Our research from these conferences and symposia has since been disseminated in various publications. We have produced two edited collections of essays: Open Graves, Open Minds: Representations of Vampires and the Undead from the Enlightenment to the Present Day (Manchester University Press, 2013) and In the Company of Wolves: Werewolves, Wolves, and Wild Children, ed. by Sam George and Bill Hughes (Manchester University Press, 2020) and two special issues of Gothic StudiesVampires and the Undead in Modern Culture special issue, 15.1 (May 2013) and Werewolves and Wildness special issue, 21.1 (Spring 2019).

To celebrate the tenth anniversary of OGOM, we turn our attention to fairies and other creatures from the realm of Faerie.

Keynote Speakers
Prof. Diane Purkiss (Keble College, Oxford), ‘Where Do Fairies Come From? Shifts in Shape’

Prof. Dale Townshend (Manchester Metropolitan University), ‘“The fairy kind of writing”:  Gothic and the Aesthetics of Enchantment in the Long Eighteenth Century’

Prof. Catherine Spooner (Lancaster University), ‘Glamourie: Fairies and Fashion’

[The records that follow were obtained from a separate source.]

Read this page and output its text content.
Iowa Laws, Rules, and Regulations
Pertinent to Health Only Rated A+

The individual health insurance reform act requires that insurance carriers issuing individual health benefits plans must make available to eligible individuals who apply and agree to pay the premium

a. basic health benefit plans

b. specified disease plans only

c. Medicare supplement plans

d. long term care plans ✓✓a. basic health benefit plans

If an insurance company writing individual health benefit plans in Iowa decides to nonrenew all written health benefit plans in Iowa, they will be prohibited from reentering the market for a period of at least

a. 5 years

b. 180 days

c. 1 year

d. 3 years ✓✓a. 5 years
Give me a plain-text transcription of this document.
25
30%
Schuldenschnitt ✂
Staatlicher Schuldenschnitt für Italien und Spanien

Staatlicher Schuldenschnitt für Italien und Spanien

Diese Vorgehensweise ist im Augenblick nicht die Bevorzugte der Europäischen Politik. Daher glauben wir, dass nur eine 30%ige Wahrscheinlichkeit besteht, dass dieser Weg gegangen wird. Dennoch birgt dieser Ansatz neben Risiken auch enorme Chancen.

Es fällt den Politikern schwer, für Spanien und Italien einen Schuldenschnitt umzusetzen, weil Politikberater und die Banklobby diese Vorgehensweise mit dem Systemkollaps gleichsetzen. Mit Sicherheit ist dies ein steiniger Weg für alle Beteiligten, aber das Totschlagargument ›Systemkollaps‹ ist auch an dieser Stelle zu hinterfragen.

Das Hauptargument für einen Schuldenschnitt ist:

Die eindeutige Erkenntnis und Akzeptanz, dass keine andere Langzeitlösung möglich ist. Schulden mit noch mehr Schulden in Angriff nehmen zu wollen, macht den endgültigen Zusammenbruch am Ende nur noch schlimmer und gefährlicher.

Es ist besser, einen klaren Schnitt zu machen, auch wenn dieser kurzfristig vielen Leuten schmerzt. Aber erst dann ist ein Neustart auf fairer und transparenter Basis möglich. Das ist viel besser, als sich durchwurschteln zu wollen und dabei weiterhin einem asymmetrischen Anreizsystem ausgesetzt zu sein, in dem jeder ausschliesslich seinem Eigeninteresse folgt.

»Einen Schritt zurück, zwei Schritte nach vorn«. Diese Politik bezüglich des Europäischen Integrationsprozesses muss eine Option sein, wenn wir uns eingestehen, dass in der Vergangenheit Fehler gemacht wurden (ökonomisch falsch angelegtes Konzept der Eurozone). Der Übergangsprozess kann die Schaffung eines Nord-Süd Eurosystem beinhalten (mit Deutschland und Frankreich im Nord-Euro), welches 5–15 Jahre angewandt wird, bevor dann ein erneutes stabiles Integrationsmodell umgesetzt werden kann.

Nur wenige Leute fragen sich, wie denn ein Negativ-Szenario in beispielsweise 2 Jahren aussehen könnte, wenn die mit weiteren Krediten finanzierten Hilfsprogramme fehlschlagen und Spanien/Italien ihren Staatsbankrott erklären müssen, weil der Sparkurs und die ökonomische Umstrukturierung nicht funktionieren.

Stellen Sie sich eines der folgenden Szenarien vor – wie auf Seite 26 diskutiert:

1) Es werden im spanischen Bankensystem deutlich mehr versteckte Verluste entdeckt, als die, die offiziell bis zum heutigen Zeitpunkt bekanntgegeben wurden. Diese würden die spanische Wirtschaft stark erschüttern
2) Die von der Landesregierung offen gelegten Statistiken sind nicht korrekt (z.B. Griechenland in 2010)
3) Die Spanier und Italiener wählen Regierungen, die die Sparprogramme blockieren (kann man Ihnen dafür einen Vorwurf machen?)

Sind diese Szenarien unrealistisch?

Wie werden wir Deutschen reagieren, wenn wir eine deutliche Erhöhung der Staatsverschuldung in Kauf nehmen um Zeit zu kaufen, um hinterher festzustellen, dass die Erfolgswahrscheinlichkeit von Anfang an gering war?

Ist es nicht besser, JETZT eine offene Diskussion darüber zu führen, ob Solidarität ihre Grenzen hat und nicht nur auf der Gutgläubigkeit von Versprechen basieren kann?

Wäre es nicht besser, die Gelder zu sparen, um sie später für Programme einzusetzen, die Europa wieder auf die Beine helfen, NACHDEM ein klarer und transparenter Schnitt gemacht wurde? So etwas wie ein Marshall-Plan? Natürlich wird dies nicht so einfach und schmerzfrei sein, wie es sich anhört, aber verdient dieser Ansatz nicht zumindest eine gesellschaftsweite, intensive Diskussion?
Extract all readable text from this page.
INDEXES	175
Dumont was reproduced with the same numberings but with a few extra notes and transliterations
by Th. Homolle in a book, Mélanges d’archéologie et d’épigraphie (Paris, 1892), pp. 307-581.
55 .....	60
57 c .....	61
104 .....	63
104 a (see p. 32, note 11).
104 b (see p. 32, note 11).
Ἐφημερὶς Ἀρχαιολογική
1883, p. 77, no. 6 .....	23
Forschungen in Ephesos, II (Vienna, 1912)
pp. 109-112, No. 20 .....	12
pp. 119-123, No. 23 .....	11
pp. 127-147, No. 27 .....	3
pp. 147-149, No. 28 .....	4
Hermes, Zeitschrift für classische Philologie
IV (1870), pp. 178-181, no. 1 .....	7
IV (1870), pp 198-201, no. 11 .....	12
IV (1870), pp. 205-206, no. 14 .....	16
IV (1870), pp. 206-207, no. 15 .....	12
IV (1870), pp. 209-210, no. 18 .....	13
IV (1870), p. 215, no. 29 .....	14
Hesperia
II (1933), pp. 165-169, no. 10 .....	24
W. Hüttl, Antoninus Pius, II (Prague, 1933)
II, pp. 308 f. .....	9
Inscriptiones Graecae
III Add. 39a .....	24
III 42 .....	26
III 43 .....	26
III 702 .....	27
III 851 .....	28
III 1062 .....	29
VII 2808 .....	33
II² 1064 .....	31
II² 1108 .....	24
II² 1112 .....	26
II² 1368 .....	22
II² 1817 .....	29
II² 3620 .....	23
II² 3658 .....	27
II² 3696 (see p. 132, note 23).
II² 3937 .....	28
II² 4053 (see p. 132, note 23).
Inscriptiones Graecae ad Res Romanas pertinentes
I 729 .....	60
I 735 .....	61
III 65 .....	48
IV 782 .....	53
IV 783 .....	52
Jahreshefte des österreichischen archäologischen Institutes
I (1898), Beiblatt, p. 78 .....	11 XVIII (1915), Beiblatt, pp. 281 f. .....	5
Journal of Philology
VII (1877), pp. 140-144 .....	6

Prof. Owen Davies (University of Hertfordshire), ‘Print Grimoires, Spirit Conjuration, and the Democratisation of Learned Magic’

Dr Sam George (University of Hertfordshire), ‘Fairy Lepidoptera: the Dark History of Butterfly-Winged Fae’

The conference will also feature A Fairy Workshop on networking and outreach in the field of folklore studies for postgraduate students and ECRS with Dr Ceri Holbrook (University of Hertfordshire; Magical Folk, 2018) and a mini Fairy Film Festival in St Albans. And, to complete the anniversary celebrations, there will be A Fairy Ball where delegates will be encouraged to abandon their human natures and transform into their dark fey Other.

There will be an opportunity to submit your paper for our OGOM publications.

Topics may include but are not restricted to:
‘The fairy kind of writing’ in 18C Gothic poetics
The Gothic fairy in Romanticism; Victorian fairies in art and literature
Dark fairies in paranormal romance
Fairies in YA literature
Fairies and urban fantasy
Fairies in ballads and medieval romance
Fairies on stage
Fairies in music
Faery, disenchantment, and modernity
Fairy folklore
Fairies, nature, and eco-Gothic
Cinematic fairies and the Gothic; Fairies and place
Utopia and the Otherworld
Gothic folklore; Goblins, hobs, and other malevolent fairy folk
Intertextuality and fairy narratives
Fairies and theology
Fairies and (pseudo)science
Light and shade: fairies, film, and optics
Fairy morality
The Faerie world and the aesthetic dimension
Fairy festivals and the carnivalesque
Changelings and identity
Fairies and the Other
Fairies and fashion
Fairies and nationalism
Fairy-vampires and other hybrids
Steampunk Fairies

Abstracts (200-300 words) for twenty-minute papers or proposals for panels, together with a short biography (150 words), should be submitted by 30 October 2020 as an email attachment in MS Word document format to all of the following:

Dr Sam George, s.george@herts.ac.uk; Dr Bill Hughes, bill.enlightenment@gmail.com; Dr Kaja Franck, k.a.franck@gmail.com; Daisy Butcher, daisy2205@yahoo.co.uk

Please use your surname as the document title. The abstract should be in the following format: (1) Title (2) Presenter(s) (3) Institutional affiliation (4) Email (5) Abstract.

Panel proposals should include (1) Title of the panel (2) Name and contact information of the chair (3) Abstracts of the presenters.

Presenters will be notified of acceptance by 30 November 2020.